10/18/07: NTEU National President Colleen Kelley today welcomed legislation in both the House and Senate that would reinstate the partnership concept that served federal labor and management so well before it was abandoned by this administration very early in its tenure. “The Federal Labor-Management Partnership Act of 2007 holds great promise for federal employees, their agencies and our country,” she said.

NTEU was an early and strong backer of such partnership efforts, which were successfully implemented under an executive order issued by former President Clinton; that order was rescinded by President Bush less than a month after he took office in 2001.

The new legislation that would reinstate national and local labor-management partnership councils was introduced in the House by Rep. Danny Davis (D-Ill.), chairman of the Oversight and Government Reform Subcommittee on the Federal Workforce, and in the Senate by Sen. Daniel Akaka (D-Hawaii), chairman of the Homeland Security and Governmental Affairs Subcommittee on Oversight of Government Management. The councils would be balanced groups that strive to improve the federal sector and better serve the public.

“Chairmen Akaka and Davis have shown outstanding leadership in proposing this well thought out bill that has the promise of bringing labor and management together again. I commend them on their foresight which promises to be good for the entire government workforce and the people it serves,” President Kelley said. “Labor-management partnership fosters the pre-decisional involvement of front-line employees,” she added. “Such involvement is critical to an organization’s success in carrying out its mission, whether that is in the public or private sectors.”

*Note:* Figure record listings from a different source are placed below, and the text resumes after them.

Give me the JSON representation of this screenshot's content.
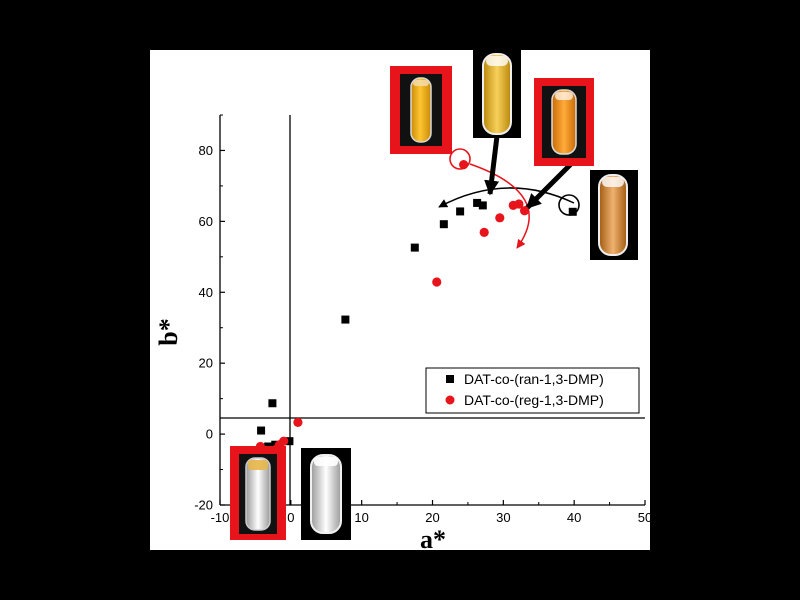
{
  "chart_data": {
    "type": "scatter",
    "xlabel": "a*",
    "ylabel": "b*",
    "xlim": [
      -10,
      50
    ],
    "ylim": [
      -20,
      90
    ],
    "x_ticks": [
      -10,
      0,
      10,
      20,
      30,
      40,
      50
    ],
    "y_ticks": [
      -20,
      0,
      20,
      40,
      60,
      80
    ],
    "grid": false,
    "legend_position": "lower-right",
    "series": [
      {
        "name": "DAT-co-(ran-1,3-DMP)",
        "marker": "square",
        "color": "#000000",
        "points": [
          [
            -4.2,
            1.0
          ],
          [
            -2.6,
            8.7
          ],
          [
            -3.2,
            -3.5
          ],
          [
            -2.2,
            -3.0
          ],
          [
            -0.2,
            -2.0
          ],
          [
            7.7,
            32.3
          ],
          [
            17.5,
            52.6
          ],
          [
            21.6,
            59.2
          ],
          [
            23.9,
            62.8
          ],
          [
            26.3,
            65.2
          ],
          [
            27.1,
            64.5
          ],
          [
            39.8,
            62.7
          ]
        ]
      },
      {
        "name": "DAT-co-(reg-1,3-DMP)",
        "marker": "circle",
        "color": "#e8141b",
        "points": [
          [
            -4.8,
            -5.5
          ],
          [
            -4.0,
            -5.2
          ],
          [
            -3.2,
            -5.0
          ],
          [
            -2.6,
            -4.8
          ],
          [
            -2.1,
            -4.3
          ],
          [
            -1.6,
            -3.0
          ],
          [
            -1.0,
            -2.0
          ],
          [
            -4.3,
            -3.5
          ],
          [
            1.0,
            3.3
          ],
          [
            20.6,
            42.9
          ],
          [
            27.3,
            56.9
          ],
          [
            29.5,
            61.0
          ],
          [
            31.4,
            64.5
          ],
          [
            32.2,
            64.9
          ],
          [
            33.0,
            63.0
          ],
          [
            24.4,
            76.0
          ]
        ]
      }
    ]
  },
  "colors": {
    "ran_series": "#000000",
    "reg_series": "#e8141b",
    "red_frame": "#e8141b",
    "panel_background": "#ffffff",
    "outer_background": "#000000"
  },
  "thumbnails": [
    {
      "id": "reg-high-a",
      "frame": "red",
      "liquid": "amber"
    },
    {
      "id": "ran-mid-a",
      "frame": "black",
      "liquid": "golden"
    },
    {
      "id": "reg-highest-a",
      "frame": "red",
      "liquid": "orange"
    },
    {
      "id": "ran-highest-a",
      "frame": "black",
      "liquid": "orange-tan"
    },
    {
      "id": "reg-origin",
      "frame": "red",
      "liquid": "clear"
    },
    {
      "id": "ran-origin",
      "frame": "black",
      "liquid": "clear"
    }
  ]
}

She noted that in 1991, the General Accounting Office reported that federal labor-management relations were “too adversarial, and bogged down by litigation over procedural issues and minutiae.” Seven years later, however, under the partnership concept, the Office of Personnel Management (OPM) concluded that there “has been a sizeable shift toward labor-management cooperation and away from the mutually destructive, adversarial relationships common in the past.”

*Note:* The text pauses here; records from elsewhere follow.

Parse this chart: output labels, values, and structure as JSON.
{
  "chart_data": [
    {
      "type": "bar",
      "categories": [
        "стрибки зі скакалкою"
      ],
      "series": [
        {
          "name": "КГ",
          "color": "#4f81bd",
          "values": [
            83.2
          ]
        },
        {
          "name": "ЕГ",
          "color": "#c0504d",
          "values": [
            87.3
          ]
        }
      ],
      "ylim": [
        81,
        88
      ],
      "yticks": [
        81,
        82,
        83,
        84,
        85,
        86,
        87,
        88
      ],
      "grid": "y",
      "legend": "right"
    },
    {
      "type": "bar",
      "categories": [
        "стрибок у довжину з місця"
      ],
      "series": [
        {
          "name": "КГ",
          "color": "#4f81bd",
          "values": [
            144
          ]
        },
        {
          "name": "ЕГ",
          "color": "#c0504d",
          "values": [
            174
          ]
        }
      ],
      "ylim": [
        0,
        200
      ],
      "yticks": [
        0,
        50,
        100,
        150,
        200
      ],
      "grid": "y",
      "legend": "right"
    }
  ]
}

During that period, NTEU was a strong advocate for partnership, Kelley said, noting as just one example the considerable success the former Customs Service, working closely with NTEU, realized in seizures of illegal drugs and contraband money during a six-month program nearly a decade ago known as “Operation Brass Ring.”

“Partnership works,” the NTEU leader said, “and approval of this legislation would be a major step forward in addressing a number of serious problems now impacting the federal workplace.”

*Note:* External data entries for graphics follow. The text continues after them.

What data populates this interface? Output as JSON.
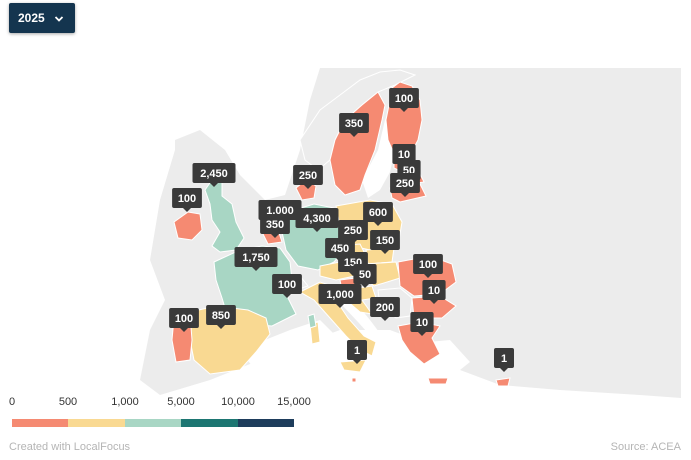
{
  "selector": {
    "value": "2025",
    "icon": "chevron-down-icon"
  },
  "legend": {
    "labels": [
      "0",
      "500",
      "1,000",
      "5,000",
      "10,000",
      "15,000"
    ],
    "colors": [
      "#f58a72",
      "#f9d992",
      "#a8d6c4",
      "#1d7672",
      "#1e3d5c"
    ]
  },
  "colors": {
    "none": "#ececec",
    "sea": "#ffffff",
    "marker": "#3a3a3a"
  },
  "chart_data": {
    "type": "choropleth",
    "year": "2025",
    "markers": [
      {
        "country": "Finland",
        "value": "100"
      },
      {
        "country": "Sweden",
        "value": "350"
      },
      {
        "country": "Estonia",
        "value": "10"
      },
      {
        "country": "Latvia",
        "value": "50"
      },
      {
        "country": "Lithuania",
        "value": "250"
      },
      {
        "country": "Denmark",
        "value": "250"
      },
      {
        "country": "United Kingdom",
        "value": "2,450"
      },
      {
        "country": "Ireland",
        "value": "100"
      },
      {
        "country": "Netherlands",
        "value": "1,000"
      },
      {
        "country": "Belgium",
        "value": "350"
      },
      {
        "country": "Germany",
        "value": "4,300"
      },
      {
        "country": "Poland",
        "value": "600"
      },
      {
        "country": "Czechia",
        "value": "250"
      },
      {
        "country": "Slovakia",
        "value": "150"
      },
      {
        "country": "Austria",
        "value": "450"
      },
      {
        "country": "Hungary",
        "value": "150"
      },
      {
        "country": "Slovenia",
        "value": "50"
      },
      {
        "country": "France",
        "value": "1,750"
      },
      {
        "country": "Switzerland",
        "value": "100"
      },
      {
        "country": "Italy",
        "value": "1,000"
      },
      {
        "country": "Romania",
        "value": "100"
      },
      {
        "country": "Bulgaria",
        "value": "10"
      },
      {
        "country": "Croatia",
        "value": "200"
      },
      {
        "country": "Greece",
        "value": "10"
      },
      {
        "country": "Spain",
        "value": "850"
      },
      {
        "country": "Portugal",
        "value": "100"
      },
      {
        "country": "Malta",
        "value": "1"
      },
      {
        "country": "Cyprus",
        "value": "1"
      }
    ]
  },
  "footer": {
    "credit": "Created with LocalFocus",
    "source": "Source: ACEA"
  }
}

The Akaka-Davis measures would establish the Federal Labor-Management Partnership Council, made up of officials from a variety of government agencies—including OPM, the Office of Management and Budget, Federal Labor Relations Authority, Federal Mediation and Conciliation Service, and others—along with representatives of federal unions, the Senior Executive Service and the Federal Managers Association.

Its primary goals would be to support local labor-management partnerships that would work toward consensual dispute resolution, and foster cooperative efforts aimed at improving agency performance as well as customer and employee satisfaction.

“Frontline employees have good ideas on how to do things better for the public and the taxpayer. Labor-management partnerships provide a process for them to participate in helping their agencies better accomplish their missions,” President Kelley said.